Saturday night at the Sett started quietly. FOANS opened up with a half-hour set of ethereal samples and muted bass before being joined by *hitmayng for another half-hour of chilled-out beats supplemented by subdued samples and electronic squiggles.
His face obscured by a black bandana, FOANS bobbed around behind a MacBook while *hitmayng gradually added synth flourishes and keyboard riffs.
The growing crowd talked and laughed, trying out the occasional dance move before blending back into the audience. A screen in the background played static-obscured videos, most notably a young Drake getting shot on an episode of Degrassi.
Due to an unforeseen conflict, University of Wisconsin rapper CRASHprez was unable to make the concert and Chicago-based rapper Milo headlined the show alone.
Switching between easy, self-deprecating banter with the audience and impassioned rapping, Milo held the stage for more than an hour, touching on the majority of his discography. Fitting under the umbrella category of art rap, Milo’s music deals with themes of loneliness, sexual insecurity, nerdiness and, above all, staying fiercely true to himself.
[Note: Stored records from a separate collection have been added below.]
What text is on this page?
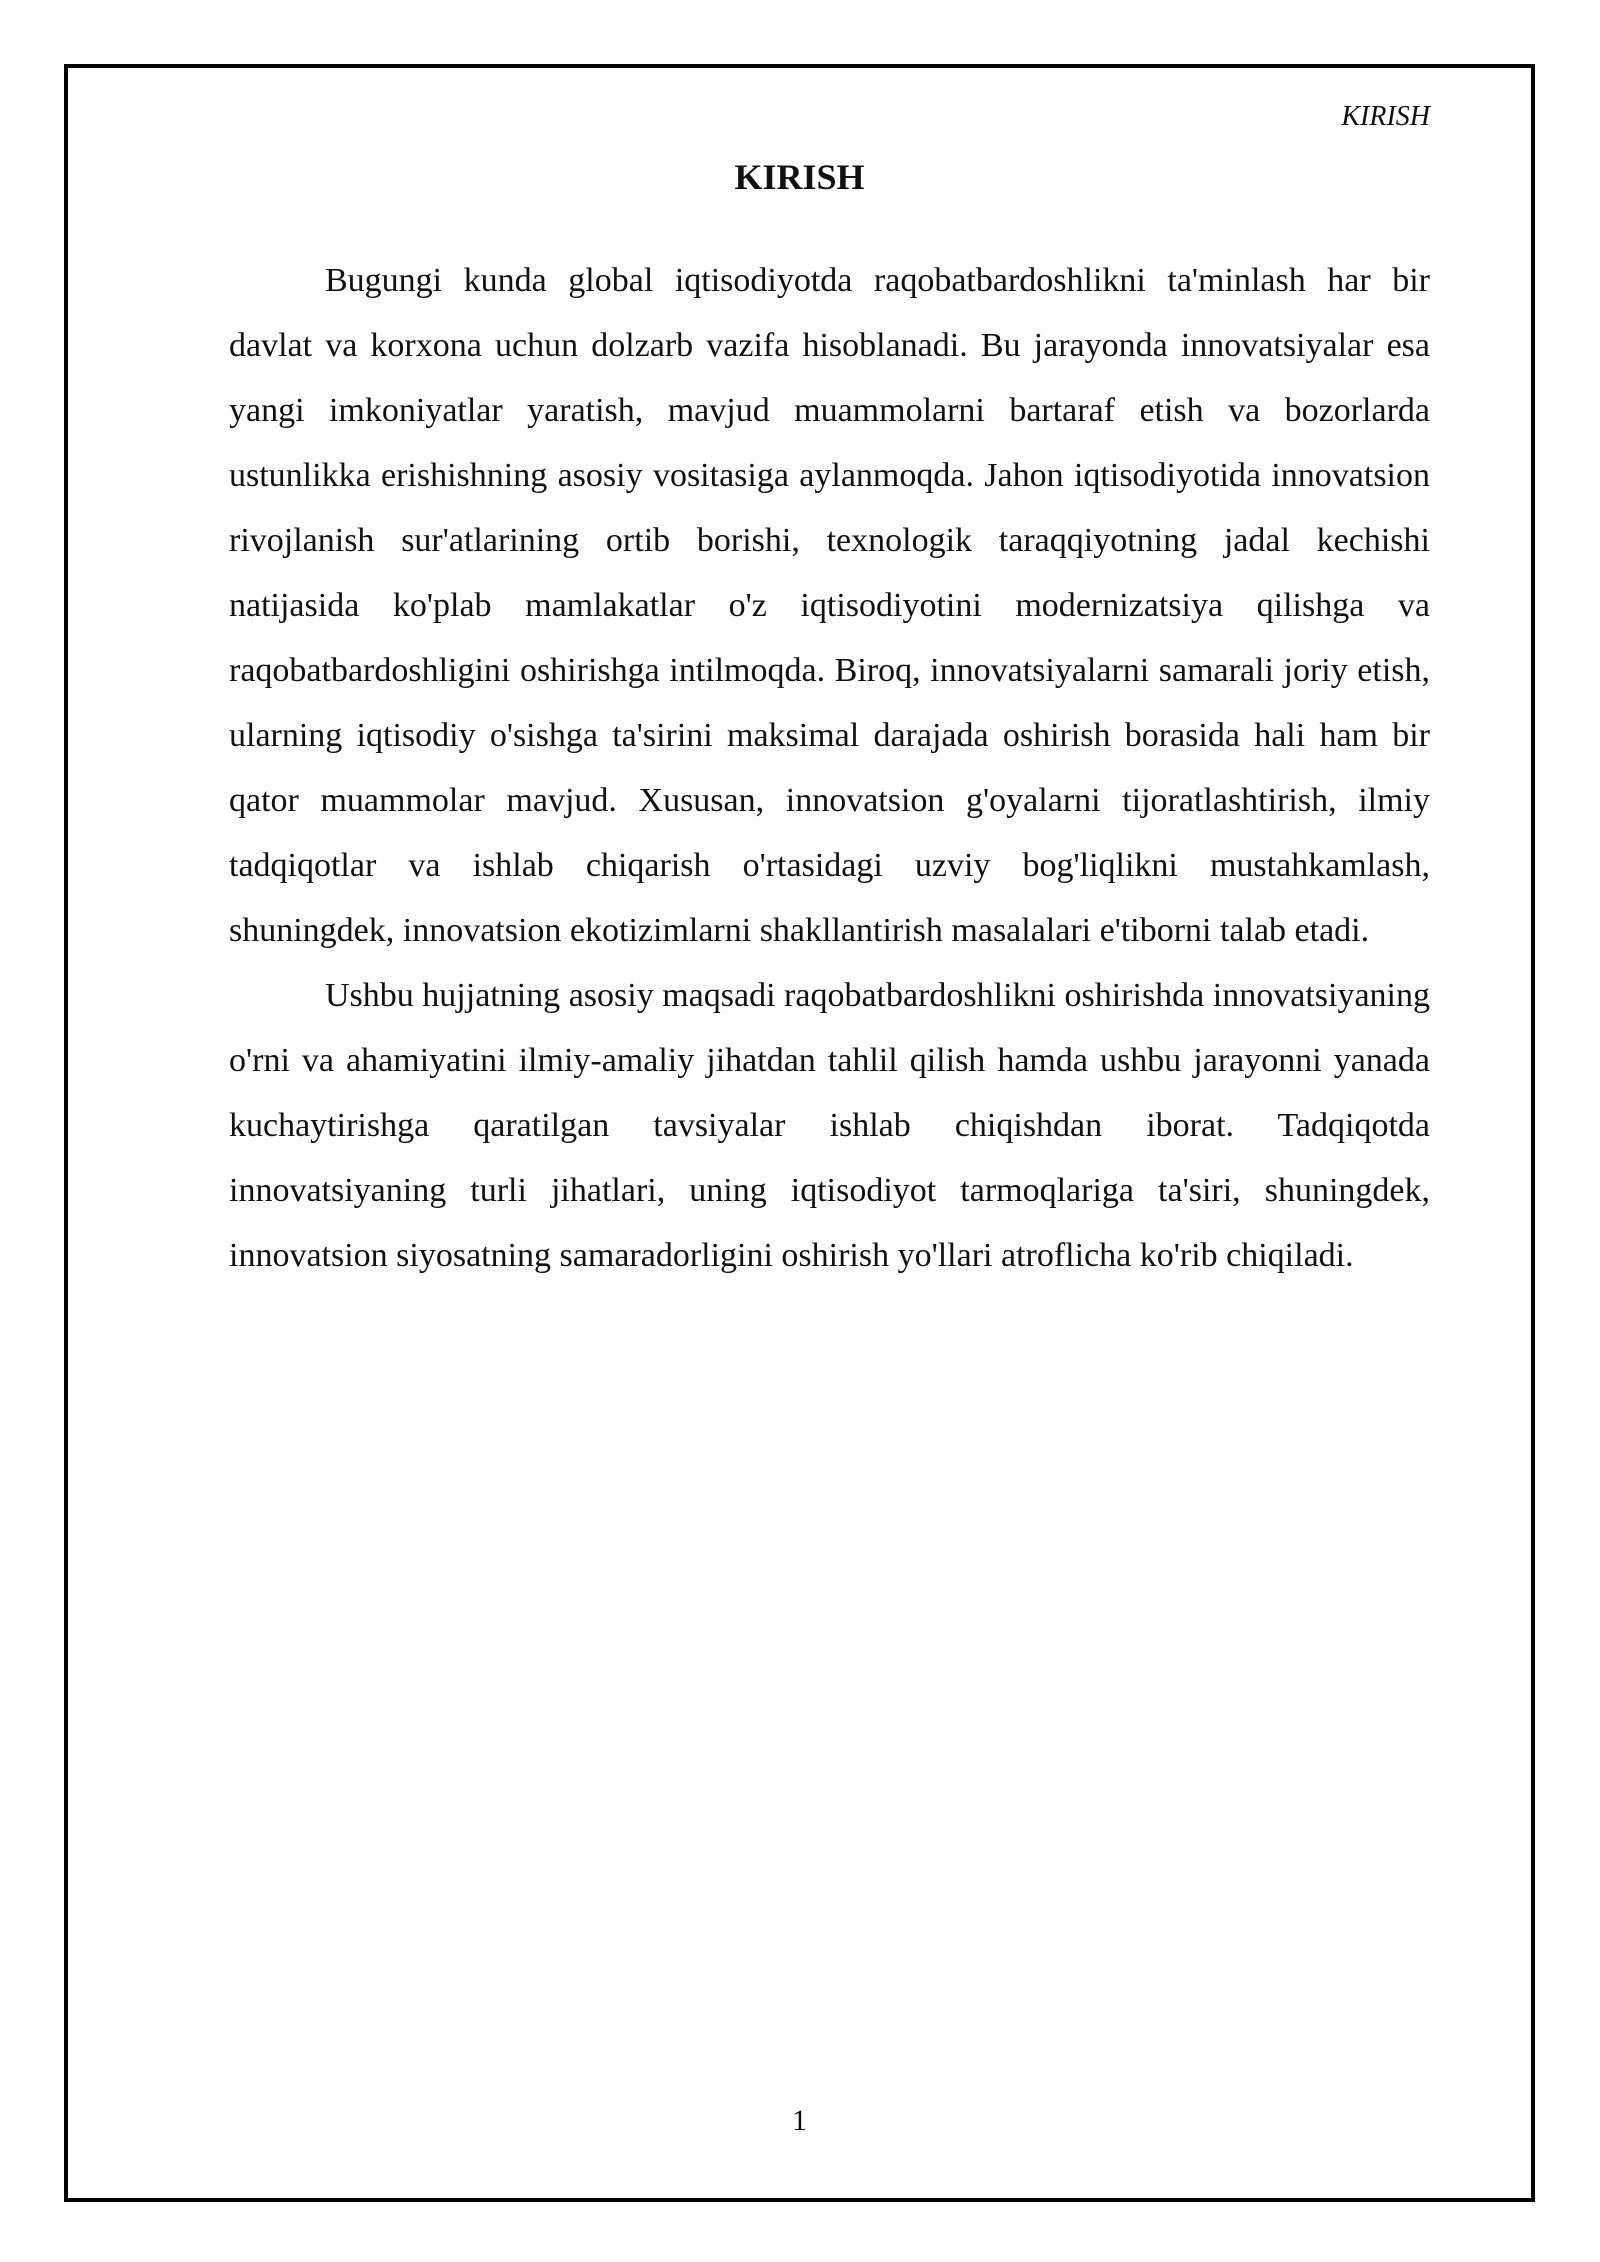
KIRISH
KIRISH

Bugungi kunda global iqtisodiyotda raqobatbardoshlikni ta'minlash har bir davlat va korxona uchun dolzarb vazifa hisoblanadi. Bu jarayonda innovatsiyalar esa yangi imkoniyatlar yaratish, mavjud muammolarni bartaraf etish va bozorlarda ustunlikka erishishning asosiy vositasiga aylanmoqda. Jahon iqtisodiyotida innovatsion rivojlanish sur'atlarining ortib borishi, texnologik taraqqiyotning jadal kechishi natijasida ko'plab mamlakatlar o'z iqtisodiyotini modernizatsiya qilishga va raqobatbardoshligini oshirishga intilmoqda. Biroq, innovatsiyalarni samarali joriy etish, ularning iqtisodiy o'sishga ta'sirini maksimal darajada oshirish borasida hali ham bir qator muammolar mavjud. Xususan, innovatsion g'oyalarni tijoratlashtirish, ilmiy tadqiqotlar va ishlab chiqarish o'rtasidagi uzviy bog'liqlikni mustahkamlash, shuningdek, innovatsion ekotizimlarni shakllantirish masalalari e'tiborni talab etadi.

Ushbu hujjatning asosiy maqsadi raqobatbardoshlikni oshirishda innovatsiyaning o'rni va ahamiyatini ilmiy-amaliy jihatdan tahlil qilish hamda ushbu jarayonni yanada kuchaytirishga qaratilgan tavsiyalar ishlab chiqishdan iborat. Tadqiqotda innovatsiyaning turli jihatlari, uning iqtisodiyot tarmoqlariga ta'siri, shuningdek, innovatsion siyosatning samaradorligini oshirish yo'llari atroflicha ko'rib chiqiladi.

1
Live, Milo brought a fierce determination to his music, rapping with a fervent flow while clutching at his shirt or strangling the mic chord. Milo broke the spell between verses with bouts of self-aware interpretive dancing, his head down, arms akimbo.
References to literature, video games and pop culture flew by in a blur. One song calls out both Miley Cyrus and Pokémon in the span of a few seconds. His lyrics are dense and introspective, well worth a deeper reading than a live performance offers.
The anxiety apparent in his music belies his easy confidence on the stage. His relaxed banter set a laid-back tone to counter the anxiety in his music and carried him through stumbles, such as cutting a song off half-way through. Asking the crowd to pick their favorite beat or calling out a collaborator in the crowd kept the mood informal and engaging.
A standout moment was the Riley Lake-produced track “Geometry and Theology.” Sampling America’s “A Horse With No Name,” Milo raps about impending fame and the growing pressure associated with it, his words flowing over insistent acoustic guitar strums and warped violin. The production on this song is a high point, but live, Milo injected a ferocious energy into the track that counterpointed the themes of isolation and despair.
Milo is something of a kindred spirit to the narrator of America’s 1972 chart-topper. As a rapper talking about his love of WWE and Mewtwo he is far from the mainstream. However, Milo turns his uniqueness into a strength, confidently asserting himself as a rapper in a genre defined by Rick Rosses and Jeezys. He may be in the metaphorical wasteland, but his music nevertheless burns with life.